Тело седого карлика родственники забрали хоронить в Москву. С ними же уехала и его дочка Анжела. Убитого палача, Игоря Воробьева, похоронили на нашем кирсановском кладбище.
Старцев – как и предсказывал Костя – исчез.
В санатории появились хозяева – какие-то фирмачи из Москвы. Они представили коллективу нового директора. Впрочем, меня это уже не касалось. И моей подруги Машки тоже. Мы из санатория уволились.
Машка вернулась на свою прежнюю работу и уже снова клянет ее на чем свет стоит. Зато у нее (тьфу-тьфу-тьфу, чтоб не сглазить) налаживается личная жизнь. Она встречается с амбалом Кириллом, у которого, несмотря на гору мышц и крохотную голову, оказалось нежное сердце. Кирюха тоже больше не работает в санатории, но без труда устроился в единственное в нашем городке охранное агентство.
Константин позаботился о том, чтобы отставнику Рычкову в нашей райбольнице организовали хорошее лечение и уход.
Я навестила своего воздыхателя в стационаре. Он, конечно, сдал, но держался молодцом. Мы с ним даже погуляли немного по больничному парку, и он вел меня под руку. Больше всего Петра Архиповича волновало: когда врачи разрешат ему смотреть футбол.
Моя мама, пережившая похищение, а затем счастливое возвращение внука, стала настолько трепетно к нему относиться, что не отходит от него ни на шаг. Максимка чувствует повышенное внимание к собственной персоне и начинает потихоньку наглеть. Придется мне, когда я вернусь (или, может быть, заберу его из Кирсановки), срочно заняться его воспитанием.
Что касается меня – мы с Костей действительно поехали в Москву...
...Мы несемся по трассе на его иномарке. Окна открыты, и теплый воздух треплет наши волосы. Костя улыбается, шутит, иногда его правая рука гладит мне бедро и колени. Я кричу ему: «Крепче за баранку держись, шофер!» – а Костя говорит, что не может от меня оторваться и предлагает съехать с трассы на проселок, прямо в лес... Недолго думая, мы так и поступаем. Потом снова садимся в машину и мчимся вперед...
Правда, когда Костя утверждал, что приглашает меня в столицу без всякой задней мысли, он опять врал.

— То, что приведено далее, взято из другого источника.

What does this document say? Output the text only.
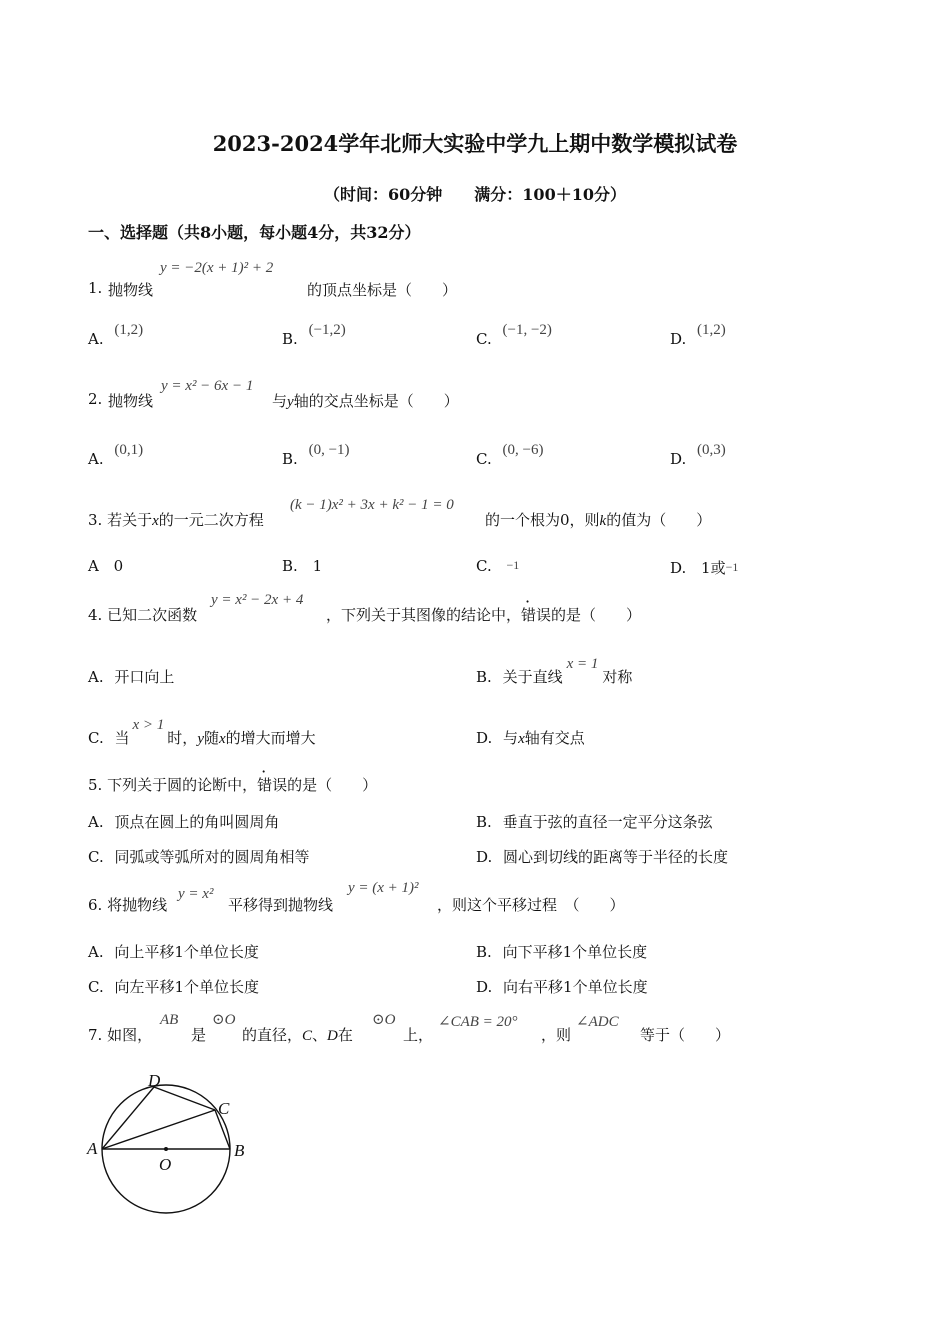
2023-2024学年北师大实验中学九上期中数学模拟试卷
（时间：60分钟　　满分：100＋10分）
一、选择题（共8小题，每小题4分，共32分）
1. 抛物线
y = −2(x + 1)² + 2
的顶点坐标是（　　）
A. (1,2)	B. (−1,2)	C. (−1, −2)	D. (1,2)
2. 抛物线
y = x² − 6x − 1
与y轴的交点坐标是（　　）
A. (0,1)	B. (0, −1)	C. (0, −6)	D. (0,3)
3. 若关于x的一元二次方程
(k − 1)x² + 3x + k² − 1 = 0
的一个根为0，则k的值为（　　）
A 0	B. 1	C. −1	D. 1或−1
4. 已知二次函数
y = x² − 2x + 4
，下列关于其图像的结论中，错误的是（　　）
A. 开口向上	B. 关于直线x = 1对称
C. 当x > 1时，y随x的增大而增大	D. 与x轴有交点
5. 下列关于圆的论断中，错误的是（　　）
A. 顶点在圆上的角叫圆周角	B. 垂直于弦的直径一定平分这条弦
C. 同弧或等弧所对的圆周角相等	D. 圆心到切线的距离等于半径的长度
6. 将抛物线
y = x²
平移得到抛物线
y = (x + 1)²
，则这个平移过程　（　　）
A. 向上平移1个单位长度	B. 向下平移1个单位长度
C. 向左平移1个单位长度	D. 向右平移1个单位长度
7. 如图，
AB
是
⊙O
的直径，C、D在
⊙O
上，
∠CAB = 20°
，则
∠ADC
等于（　　）
D
C
A	B
O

На самом деле это не просто поездка двух любовников. Константин признался, что моей персоной заинтересовались в той самой таинственной организации, на которую он работает. Поэтому я еду на собеседование. Мой любимый считает, что с моим характером и с теми навыками, которые мне когда-то дал Юрик, а потом я оттачивала самостоятельно, у меня неплохие шансы.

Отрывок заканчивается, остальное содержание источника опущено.